Scott has been a vocal critic of the Affordable Care Act, but softened his position after the election, saying he's open to working with federal health officials to find a solution. But he's repeatedly expressed concerns about the potential costs to Florida taxpayers. Now he's one of several Republican governors who recently sent a letter asking for more flexibility in the laws so that states can tailor the programs to their individual needs.
Signing the letter along with Scott were governors from Iowa, Utah, Maine, Virginia, Ohio, South Dakota, Wyoming, Arizona, Louisiana and Mississippi.
The governors made several suggestions that included asking that states be allowed to determine their own Medicaid eligibility levels and still receive all the federal funds. They also raised the possibility of imposing "reasonable and enforceable-cost sharing requirements" and worried that the process for determining newly eligible Medicaid beneficiaries could become an "overly difficult audit procedure at the end of the year" potentially jeopardizing billions of dollars in payments to the states.
The governors also said they want to be able to leverage their private health insurance markets to reduce dependency on entitlement programs.
"The President and his team have met with state leaders for more than two and a half years," said Erin Shields Britt, a spokeswoman for the Department of Health and Human Services. "The President has welcomed an open dialogue with the nation's governors, one on one and as a group and Secretary Sebelius has offered to meet with Governor Scott."
For now Florida has defaulted into letting the federal government run the health exchange because lawmakers chose not to run their own exchange, an online marketplace where residents and small businesses can shop for health care coverage.
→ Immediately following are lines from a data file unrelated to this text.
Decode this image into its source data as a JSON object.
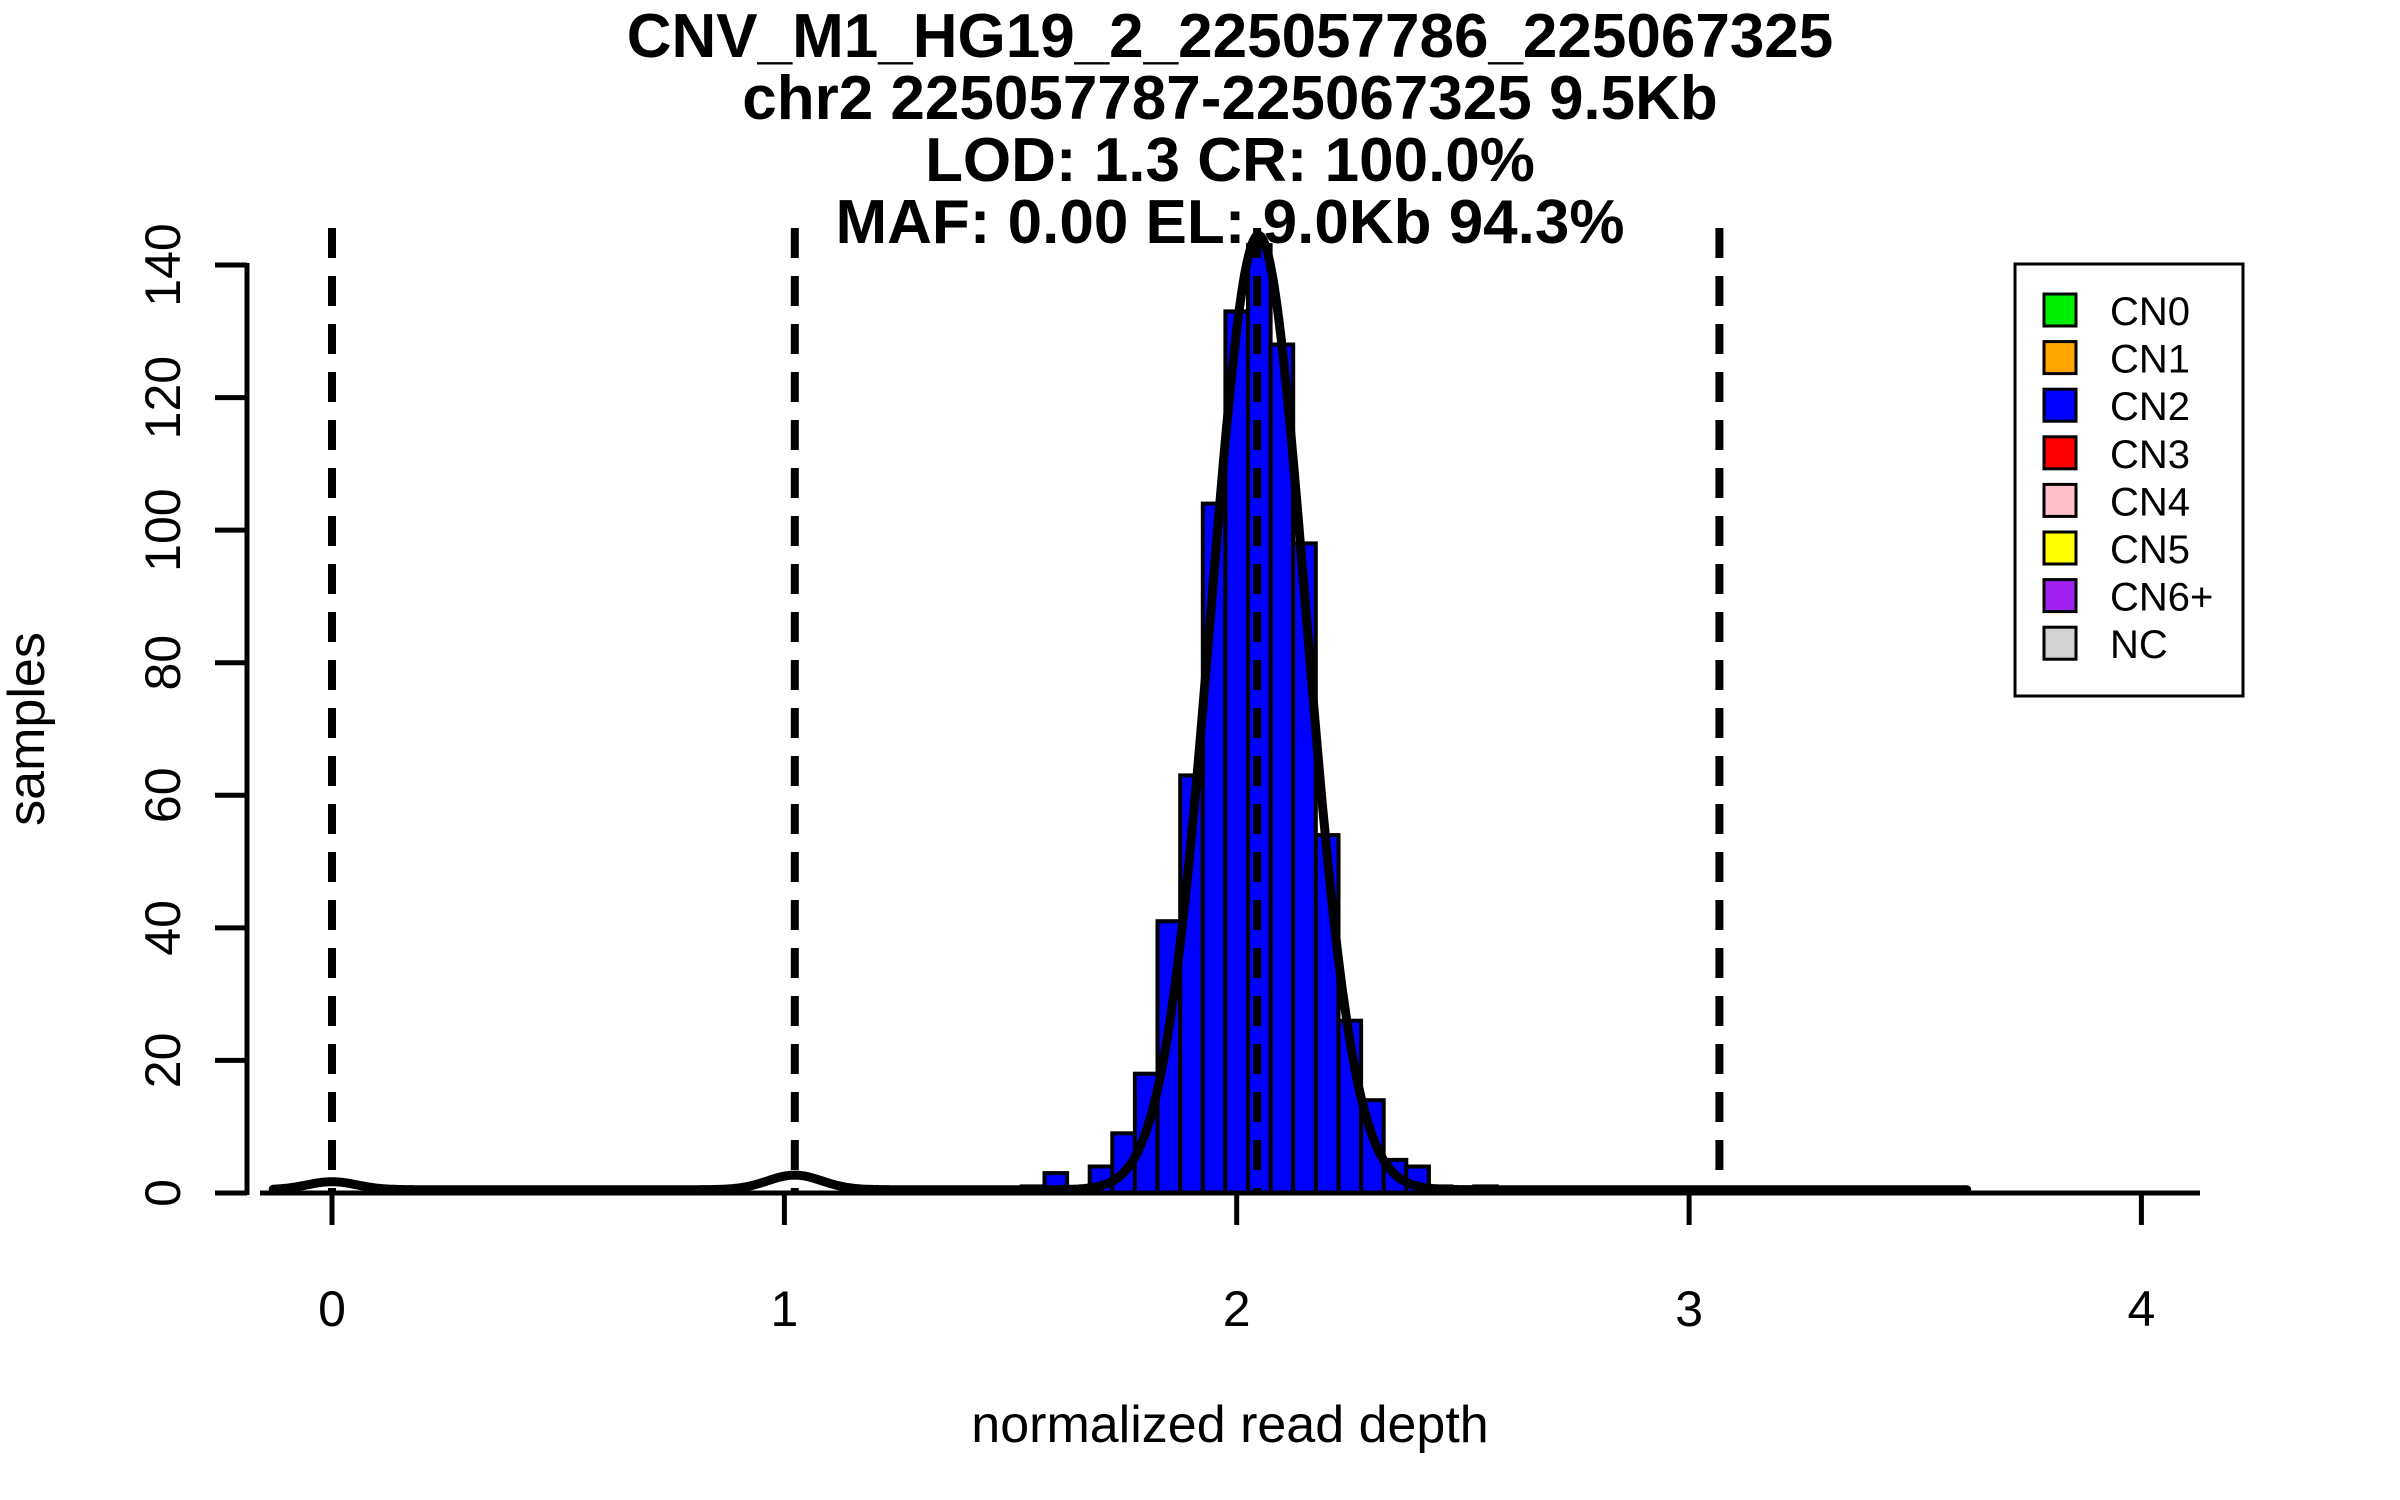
{
  "title": {
    "line1": "CNV_M1_HG19_2_225057786_225067325",
    "line2": "chr2 225057787-225067325 9.5Kb",
    "line3": "LOD: 1.3 CR: 100.0%",
    "line4": "MAF: 0.00 EL: 9.0Kb 94.3%"
  },
  "axes": {
    "x_label": "normalized read depth",
    "y_label": "samples"
  },
  "legend": {
    "items": [
      {
        "label": "CN0",
        "color": "#00EE00"
      },
      {
        "label": "CN1",
        "color": "#FFA500"
      },
      {
        "label": "CN2",
        "color": "#0000FF"
      },
      {
        "label": "CN3",
        "color": "#FF0000"
      },
      {
        "label": "CN4",
        "color": "#FFC0CB"
      },
      {
        "label": "CN5",
        "color": "#FFFF00"
      },
      {
        "label": "CN6+",
        "color": "#A020F0"
      },
      {
        "label": "NC",
        "color": "#D3D3D3"
      }
    ]
  },
  "chart_data": {
    "type": "bar",
    "subtype": "histogram-with-density-curve",
    "title": "CNV_M1_HG19_2_225057786_225067325",
    "subtitle_lines": [
      "chr2 225057787-225067325 9.5Kb",
      "LOD: 1.3 CR: 100.0%",
      "MAF: 0.00 EL: 9.0Kb 94.3%"
    ],
    "xlabel": "normalized read depth",
    "ylabel": "samples",
    "xlim": [
      -0.16,
      4.16
    ],
    "ylim": [
      0,
      145.6
    ],
    "x_ticks": [
      0,
      1,
      2,
      3,
      4
    ],
    "y_ticks": [
      0,
      20,
      40,
      60,
      80,
      100,
      120,
      140
    ],
    "grid": "off",
    "legend_position": "top-right",
    "bar_color": "#0000FF",
    "bar_border_color": "#000000",
    "histogram": {
      "bin_start": 1.525,
      "bin_width": 0.05,
      "bin_left_edges": [
        1.525,
        1.575,
        1.625,
        1.675,
        1.725,
        1.775,
        1.825,
        1.875,
        1.925,
        1.975,
        2.025,
        2.075,
        2.125,
        2.175,
        2.225,
        2.275,
        2.325,
        2.375,
        2.425,
        2.475,
        2.525
      ],
      "counts": [
        1,
        3,
        0,
        4,
        9,
        18,
        41,
        63,
        104,
        133,
        143,
        128,
        98,
        54,
        26,
        14,
        5,
        4,
        1,
        0,
        1
      ],
      "peak_bin": [
        2.025,
        2.075
      ],
      "peak_count": 143
    },
    "dashed_vlines_x": [
      0.0,
      1.023,
      2.045,
      3.067
    ],
    "density_curve": {
      "color": "#000000",
      "domain": [
        -0.13,
        3.617
      ],
      "baseline": 0.5,
      "clip_max": 145.6,
      "components": [
        {
          "mu": 0.0,
          "sigma": 0.055,
          "amp": 1.2
        },
        {
          "mu": 1.023,
          "sigma": 0.06,
          "amp": 2.2
        },
        {
          "mu": 2.048,
          "sigma": 0.105,
          "amp": 144
        }
      ]
    }
  }
}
They could change their mind later and pursue a partnership with the feds, but that would take approval by the Legislature and governor.
But they still must decide whether they will expand Medicaid rolls. Officials estimate close to 900,000 residents could be covered under expanded Medicaid rolls by fiscal year 2020-2021, costing the state $330 million.
A Senate committee charged with overseeing the implementation of the health law had its first meeting just last week and seemed far from making any decisions.
Sen. Joe Negron reminded the committee that the state will spend about $21 billion on Medicaid this year. Medicaid covers nearly 3 million people — about half are children. Lawmakers say it must be overhauled because it's eating up about 30 percent of the state budget.
If Florida lawmakers decide to fully expand their Medicaid rolls, the Obama administration is offering to absorb the cost for the first three years and pick up 90 percent of the tab after that.
Florida has one of the highest rates of uninsured rates and some of the most stringent eligibility requirements in the country for Medicaid. A family of three with income of $11,000 a year makes too much and single residents are not covered.